Als wir auch noch schöne Portraits schießen dürfen, beschließen wir, dass die beiden die Empfänger unserer individuellen Lebkuchen werden sollen. Feierlich überreichen wir der Frau den Lebkuchen mit der Aufschrift "Wurmfortsatz" und dem Mann den mit "Nasenhaarentferner". Obwohl sie nicht wissen, was der Scheiß soll, freuen sie sich, ... glaube ich zumindest.

(Anmerkung: 4 Monate später habe ich den Mann an einer anderen Kinotheke entdeckt und angesprochen. Er hat mit breitem Grinsen felsenfest beteuert, dass er den Lebkuchen trotz der ekligen Aufschrift sofort verschlungen hätte. Mein Held!)

Irgendwie scheinen im Cine nur schöne Menschen zu arbeiten. Ist bestimmt ein Einstellungskriterium.

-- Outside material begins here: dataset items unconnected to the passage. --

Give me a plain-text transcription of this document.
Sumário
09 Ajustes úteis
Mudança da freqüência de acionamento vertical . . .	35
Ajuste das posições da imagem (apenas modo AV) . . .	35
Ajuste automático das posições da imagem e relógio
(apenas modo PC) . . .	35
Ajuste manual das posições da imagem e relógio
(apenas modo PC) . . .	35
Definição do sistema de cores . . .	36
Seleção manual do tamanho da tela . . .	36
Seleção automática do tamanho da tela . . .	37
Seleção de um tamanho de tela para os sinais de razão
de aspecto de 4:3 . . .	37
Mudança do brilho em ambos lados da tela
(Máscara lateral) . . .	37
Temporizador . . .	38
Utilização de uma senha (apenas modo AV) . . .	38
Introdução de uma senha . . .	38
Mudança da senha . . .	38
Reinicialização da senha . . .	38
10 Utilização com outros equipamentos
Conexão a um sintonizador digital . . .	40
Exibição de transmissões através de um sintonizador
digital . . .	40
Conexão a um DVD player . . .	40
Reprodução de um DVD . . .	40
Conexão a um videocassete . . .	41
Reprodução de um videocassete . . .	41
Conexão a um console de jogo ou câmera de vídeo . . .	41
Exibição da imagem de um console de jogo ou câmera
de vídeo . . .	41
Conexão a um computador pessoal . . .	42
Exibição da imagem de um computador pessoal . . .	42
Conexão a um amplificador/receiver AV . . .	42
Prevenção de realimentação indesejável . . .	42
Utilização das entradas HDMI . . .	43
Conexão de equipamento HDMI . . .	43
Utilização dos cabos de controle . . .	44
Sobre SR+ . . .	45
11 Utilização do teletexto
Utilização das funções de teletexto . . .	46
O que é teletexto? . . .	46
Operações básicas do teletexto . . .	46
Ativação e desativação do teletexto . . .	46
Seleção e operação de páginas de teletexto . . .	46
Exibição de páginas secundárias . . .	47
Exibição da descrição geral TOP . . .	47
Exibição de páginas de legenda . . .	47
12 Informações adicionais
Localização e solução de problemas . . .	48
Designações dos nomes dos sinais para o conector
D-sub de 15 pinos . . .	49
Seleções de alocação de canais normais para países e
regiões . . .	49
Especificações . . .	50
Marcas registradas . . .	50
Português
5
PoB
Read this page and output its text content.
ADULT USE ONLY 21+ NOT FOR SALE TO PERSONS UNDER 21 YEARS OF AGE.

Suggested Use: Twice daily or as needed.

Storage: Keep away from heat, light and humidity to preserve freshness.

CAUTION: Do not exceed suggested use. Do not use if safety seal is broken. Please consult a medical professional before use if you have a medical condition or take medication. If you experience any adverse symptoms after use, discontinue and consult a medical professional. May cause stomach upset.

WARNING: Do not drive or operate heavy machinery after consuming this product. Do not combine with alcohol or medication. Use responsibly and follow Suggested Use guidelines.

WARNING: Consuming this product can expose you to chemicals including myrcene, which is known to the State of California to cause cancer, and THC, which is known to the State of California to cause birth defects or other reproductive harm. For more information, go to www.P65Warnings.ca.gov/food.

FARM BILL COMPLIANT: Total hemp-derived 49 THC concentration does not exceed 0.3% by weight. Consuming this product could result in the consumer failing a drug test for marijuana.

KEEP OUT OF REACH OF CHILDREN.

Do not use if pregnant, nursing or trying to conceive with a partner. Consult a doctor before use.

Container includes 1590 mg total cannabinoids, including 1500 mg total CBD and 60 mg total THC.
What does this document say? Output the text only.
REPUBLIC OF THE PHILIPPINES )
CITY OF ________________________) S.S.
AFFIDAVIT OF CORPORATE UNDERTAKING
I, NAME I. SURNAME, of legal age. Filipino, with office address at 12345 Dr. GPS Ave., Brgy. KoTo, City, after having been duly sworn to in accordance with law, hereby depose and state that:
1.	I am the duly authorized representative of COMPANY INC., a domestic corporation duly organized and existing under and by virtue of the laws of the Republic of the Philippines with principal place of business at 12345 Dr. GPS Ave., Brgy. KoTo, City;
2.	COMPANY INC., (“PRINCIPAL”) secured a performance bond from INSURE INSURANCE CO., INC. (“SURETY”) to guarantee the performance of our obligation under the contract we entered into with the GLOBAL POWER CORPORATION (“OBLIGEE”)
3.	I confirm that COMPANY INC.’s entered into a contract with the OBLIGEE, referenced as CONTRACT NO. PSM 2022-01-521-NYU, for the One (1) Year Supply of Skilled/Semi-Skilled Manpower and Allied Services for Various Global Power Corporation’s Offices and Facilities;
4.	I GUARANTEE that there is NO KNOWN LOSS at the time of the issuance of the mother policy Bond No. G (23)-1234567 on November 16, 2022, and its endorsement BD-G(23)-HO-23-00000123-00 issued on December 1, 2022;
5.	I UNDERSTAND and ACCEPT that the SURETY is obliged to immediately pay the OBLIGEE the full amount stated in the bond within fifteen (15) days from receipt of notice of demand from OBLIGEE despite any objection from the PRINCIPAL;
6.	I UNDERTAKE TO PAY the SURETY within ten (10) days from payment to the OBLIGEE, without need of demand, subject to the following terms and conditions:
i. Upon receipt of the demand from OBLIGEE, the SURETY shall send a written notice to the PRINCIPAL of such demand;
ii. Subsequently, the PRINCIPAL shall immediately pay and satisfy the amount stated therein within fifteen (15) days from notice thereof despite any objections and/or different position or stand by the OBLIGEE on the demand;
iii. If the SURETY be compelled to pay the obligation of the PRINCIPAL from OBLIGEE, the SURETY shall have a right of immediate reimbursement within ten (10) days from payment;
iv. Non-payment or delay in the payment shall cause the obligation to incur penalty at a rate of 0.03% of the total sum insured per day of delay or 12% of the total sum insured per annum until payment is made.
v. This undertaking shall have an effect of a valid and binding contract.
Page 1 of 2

Beim Fotografieren der Tellerstapel verfallen Daniel und ich gleich wieder berufsbedingt in Programmierer-Slang.
Daniel meint, dass das ja wohl ein astreiner "Stack" sei und demnach nach dem Motto "first in, last out" funktionierte. Wo er Recht hat, hat er Recht.
Bei "first in, last out" fällt mir ein, dass ich seit Jahren versuche, beim Einkaufen die Sachen so im Einkaufswagen abzulegen, dass nach zweimaligem Umschichten an Kassenlaufband und dem Transport zum Auto die empfindlichen Sachen wie Gemüse oder Eier im Kofferraum oben zu liegen kommen. Ein einfaches "first in, last out" reicht hier nicht. Ehrlich gesagt habe ich es noch nie richtig geschafft.

Das Cine hat auch eine Dachterrasse, auf der man nett sitzen kann und einen geilen Blick über den Fluß auf Altstadt und Burgberg hat. In Vorbereitung auf den Sommer (?) stehen schon Fackeln rum. Die Brenner sehen eher aus wie Handgranaten. Wenn da mal im Baumarkt beim Einkaufen nichts durcheinandergekommen ist.

Er: Erna, wo sind eigentlich meine Handgranaten?
Sie: Weiß ich doch nicht Erwin, aber ich bin so froh, dass unserer Dachterrasse mit den neuen Fackeln jetzt so gemütlich ist.
Er: Du sollst die Türen nicht immer so zuknallen - oder was war das eben?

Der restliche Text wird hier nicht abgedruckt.